We want to develop a model the spread of this disease and use it to evaluate the effectiveness of
possible interventions.  But the spread of disease depends on multiple variables: how many people are infected? how many are recovered? how many have not been infected at all?

<br>

The interaction of all of these factors can be modeled as a *system of differential equations*: multiple DEQs that are interdependent.  Such systems tend to be unpredictable, and analytical solutions are rare, so we'll really need to depend on our computational tools for this model.


---

## The Kermack-McKendrick Model

To implement our simulation, we are going to borrow an existing model, called the Kermack-McKendrick (KM) model. Along the way, we will consider the way it abstracts the system, and identify the capabilities and
limitations that result from these abstraction decisions.


### Representing the state of the system in the KM model

One of the beautiful things about the KM model is that it is built from the ground up by making some basic assumptions about how disease behaves in a human population.

<br>

The first of these assumptions concerns how we can describe the *state* of the system.  KM is an example of an *SIR model*,
so-named because it divides a system (i.e. a group of people) into three categories:

<br>

-   *S*: "Susceptible" people are people who are capable of contracting the disease if they come into contact with someone who is infected.  So a "susceptible" person is not sick, and has no immunity to the infection.

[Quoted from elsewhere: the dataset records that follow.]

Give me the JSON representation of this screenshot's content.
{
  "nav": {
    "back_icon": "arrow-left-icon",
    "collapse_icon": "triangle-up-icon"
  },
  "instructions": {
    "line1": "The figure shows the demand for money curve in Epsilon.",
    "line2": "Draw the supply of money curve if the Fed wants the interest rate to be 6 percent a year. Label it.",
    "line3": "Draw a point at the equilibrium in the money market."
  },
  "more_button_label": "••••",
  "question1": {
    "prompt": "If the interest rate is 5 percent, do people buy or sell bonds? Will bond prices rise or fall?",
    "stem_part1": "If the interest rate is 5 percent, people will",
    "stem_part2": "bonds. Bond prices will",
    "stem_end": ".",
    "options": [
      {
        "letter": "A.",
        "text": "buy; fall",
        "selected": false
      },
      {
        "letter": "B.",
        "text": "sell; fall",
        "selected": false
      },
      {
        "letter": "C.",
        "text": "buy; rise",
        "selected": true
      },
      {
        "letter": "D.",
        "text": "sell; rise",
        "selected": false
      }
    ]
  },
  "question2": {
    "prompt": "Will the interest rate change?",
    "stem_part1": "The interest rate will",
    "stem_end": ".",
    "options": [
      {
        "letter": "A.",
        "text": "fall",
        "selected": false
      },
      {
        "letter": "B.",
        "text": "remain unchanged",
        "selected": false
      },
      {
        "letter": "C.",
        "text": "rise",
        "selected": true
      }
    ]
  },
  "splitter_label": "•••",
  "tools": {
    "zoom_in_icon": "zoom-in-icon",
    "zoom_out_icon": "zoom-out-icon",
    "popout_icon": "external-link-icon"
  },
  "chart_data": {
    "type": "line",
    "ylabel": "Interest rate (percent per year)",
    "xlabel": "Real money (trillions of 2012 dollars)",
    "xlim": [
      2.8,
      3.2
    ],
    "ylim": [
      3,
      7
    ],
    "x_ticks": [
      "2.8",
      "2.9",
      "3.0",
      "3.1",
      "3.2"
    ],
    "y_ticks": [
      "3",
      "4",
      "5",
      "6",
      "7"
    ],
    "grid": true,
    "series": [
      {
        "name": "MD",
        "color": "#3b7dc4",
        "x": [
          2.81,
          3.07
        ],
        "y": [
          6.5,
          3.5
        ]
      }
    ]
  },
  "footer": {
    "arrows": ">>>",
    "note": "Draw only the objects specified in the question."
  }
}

-   *I*: "Infectious" people are currently sick, and so capable of passing along the disease if they come into contact with a "susceptible" person.

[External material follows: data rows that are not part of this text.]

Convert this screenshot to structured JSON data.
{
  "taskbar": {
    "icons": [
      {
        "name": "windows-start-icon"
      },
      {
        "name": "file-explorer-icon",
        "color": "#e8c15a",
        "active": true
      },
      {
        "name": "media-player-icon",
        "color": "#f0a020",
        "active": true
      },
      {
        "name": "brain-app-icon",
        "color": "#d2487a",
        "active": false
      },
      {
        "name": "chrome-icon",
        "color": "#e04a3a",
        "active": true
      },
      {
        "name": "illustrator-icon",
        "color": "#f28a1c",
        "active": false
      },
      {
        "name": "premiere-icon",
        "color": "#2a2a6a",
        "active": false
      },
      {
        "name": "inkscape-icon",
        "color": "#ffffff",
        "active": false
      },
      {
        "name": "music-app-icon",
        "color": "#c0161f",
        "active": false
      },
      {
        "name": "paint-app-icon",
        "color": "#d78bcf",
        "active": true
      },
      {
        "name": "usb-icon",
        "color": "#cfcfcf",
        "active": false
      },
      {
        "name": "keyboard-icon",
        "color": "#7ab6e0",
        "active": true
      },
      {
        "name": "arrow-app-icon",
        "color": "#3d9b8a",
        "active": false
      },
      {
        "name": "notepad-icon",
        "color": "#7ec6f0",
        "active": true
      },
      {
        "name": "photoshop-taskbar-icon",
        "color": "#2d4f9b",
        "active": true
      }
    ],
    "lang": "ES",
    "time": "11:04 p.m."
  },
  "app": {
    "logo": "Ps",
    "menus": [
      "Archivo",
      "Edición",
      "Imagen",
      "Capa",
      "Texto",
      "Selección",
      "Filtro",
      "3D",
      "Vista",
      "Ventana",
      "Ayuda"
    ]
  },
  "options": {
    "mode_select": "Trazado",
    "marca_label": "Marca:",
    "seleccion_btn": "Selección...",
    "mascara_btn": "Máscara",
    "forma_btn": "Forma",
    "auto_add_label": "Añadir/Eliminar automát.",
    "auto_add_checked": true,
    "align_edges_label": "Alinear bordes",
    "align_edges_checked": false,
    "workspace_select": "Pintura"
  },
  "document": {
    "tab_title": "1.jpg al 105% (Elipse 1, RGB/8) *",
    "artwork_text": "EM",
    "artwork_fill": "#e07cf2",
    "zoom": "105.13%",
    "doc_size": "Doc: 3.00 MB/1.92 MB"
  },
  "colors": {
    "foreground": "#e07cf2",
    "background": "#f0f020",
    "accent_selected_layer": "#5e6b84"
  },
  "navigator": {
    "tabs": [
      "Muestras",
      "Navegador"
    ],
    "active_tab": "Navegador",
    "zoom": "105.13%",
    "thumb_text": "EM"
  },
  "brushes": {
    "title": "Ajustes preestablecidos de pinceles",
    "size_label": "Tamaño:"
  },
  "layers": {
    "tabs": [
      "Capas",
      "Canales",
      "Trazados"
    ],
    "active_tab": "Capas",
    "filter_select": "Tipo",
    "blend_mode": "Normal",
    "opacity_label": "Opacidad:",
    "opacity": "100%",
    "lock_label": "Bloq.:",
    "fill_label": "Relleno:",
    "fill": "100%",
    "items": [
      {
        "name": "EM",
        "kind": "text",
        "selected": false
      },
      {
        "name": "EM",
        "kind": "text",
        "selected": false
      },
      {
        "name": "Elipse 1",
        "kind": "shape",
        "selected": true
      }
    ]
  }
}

-   *R*: "Recovered" people have been infected but recovered. In the basic version of the model, people who have recovered are considered to be immune to
reinfection and are not capable of infecting others.

<br>

It's important to note that this is a fairly intuitive way to describe the system: people are either not sick, sick, or recovered.  But recognize, too, that it is not without flaws: recovery equates to immunity for some diseases but not for others, for instance, so it should be on our mental list of simplifying abstractions.

<br>

The KM model also assumes that the population is closed; that is, no one
arrives or departs, so the size of the population is constant.

---

<br>

🟨 🟨  Active Reading

Consider your experience with Covid.  How might the category "susceptible" perhaps too simple?  In what ways are some uninfected people more or less susceptible than others?

✅ ✅ Put your answer here

---

### Representing change in the KM model

Since epidemics grow and decline over time, we need to model the way that the number of people in each category changes over time.

<br>

The first thing to consider is how often an infectious person recovers.  Suppose we know that people with the disease are infectious for a period of 4 days, on average. If a large number of people are infectious at a particular point in time, we would expect about 1 out of 4 to recover on any particular day.  Putting that a different way, if the time between recoveries is 4 days, the *recovery rate* is about 0.25 recoveries per day, which we'll denote with the letter $R$.

<br>

The recovery rate $R$ will affect the rates of changes in our three categories.  Let's say that the total number of people in the population is $N$, and the *fraction* currently infectious is $i$.  This means there are currently $i N$ infectious people, and the total number of recoveries we expect per day would be $R i N$.

<br>

Now let's think about the number of new infections.  New infections will come with contact between susceptible and infectious people. Suppose we know that each susceptible person comes into contact with 1 person every 3 days, on average, in a way that would cause them to become infected if the other person is infected. We'll denote this contact rate with $C$.

<br>

It's probably not reasonable to assume that we know $C$ ahead of
time, but later we'll see how to estimate it based on data from previous outbreaks.

<br>

With $C$ we can calculate the number of newly infecious people per day.  If $s$ is the fraction of the population that's susceptible, $s N$ is
the number of susceptible people, $Cs N$ is the number of contacts per day, and $Csi N$ is the number of those contacts where the other person is infectious.

<br>

Notice again that we have built this model using only intuition and observation! No specialized knowledge of infectious diseases was necessary.



---

<br>

🟨 🟨  Active Reading:  Multiple Choice

In [None]:
import pandas as pd
import numpy as np
from urllib.request import urlretrieve

location = 'https://github.com/MAugspurger/ModSimPy_MAugs/raw/main/'
folder = 'Support_files/'
name = 'Embedded_Qs.ipynb'
local, _ = urlretrieve(location + folder + name, name)
%run /content/$name

#@title { run: "auto", form-width: "50%", display-mode: "form" }
home = 'https://github.com/MAugspurger/ModSimPy_MAugs/raw/main/Images_and_Data/Embedded_Qs/'
data = display_multC('2_5_systems',home,0)
answer = "" # @param ["", "A", "B", "C", "D", "E"]
check_multC(data,answer)

What is the meaning of the variable 'i'?

A) Percentage of students who are infected
B) Recovery rate (percent chance that a sick student will recover in a given day)
C) Percent of total students who recover on a given day
D) Number of infected students


---

<br>

🟨 🟨  Active Reading:  Multiple Choice

In [None]:
#@title { run: "auto", form-width: "50%", display-mode: "form" }
home = 'https://github.com/MAugspurger/ModSimPy_MAugs/raw/main/Images_and_Data/Embedded_Qs/'
data = display_multC('2_5_systems',home,1)
answer = "" # @param ["", "A", "B", "C", "D", "E"]
check_multC(data,answer)

What is the meaning of the variable product 'iN'?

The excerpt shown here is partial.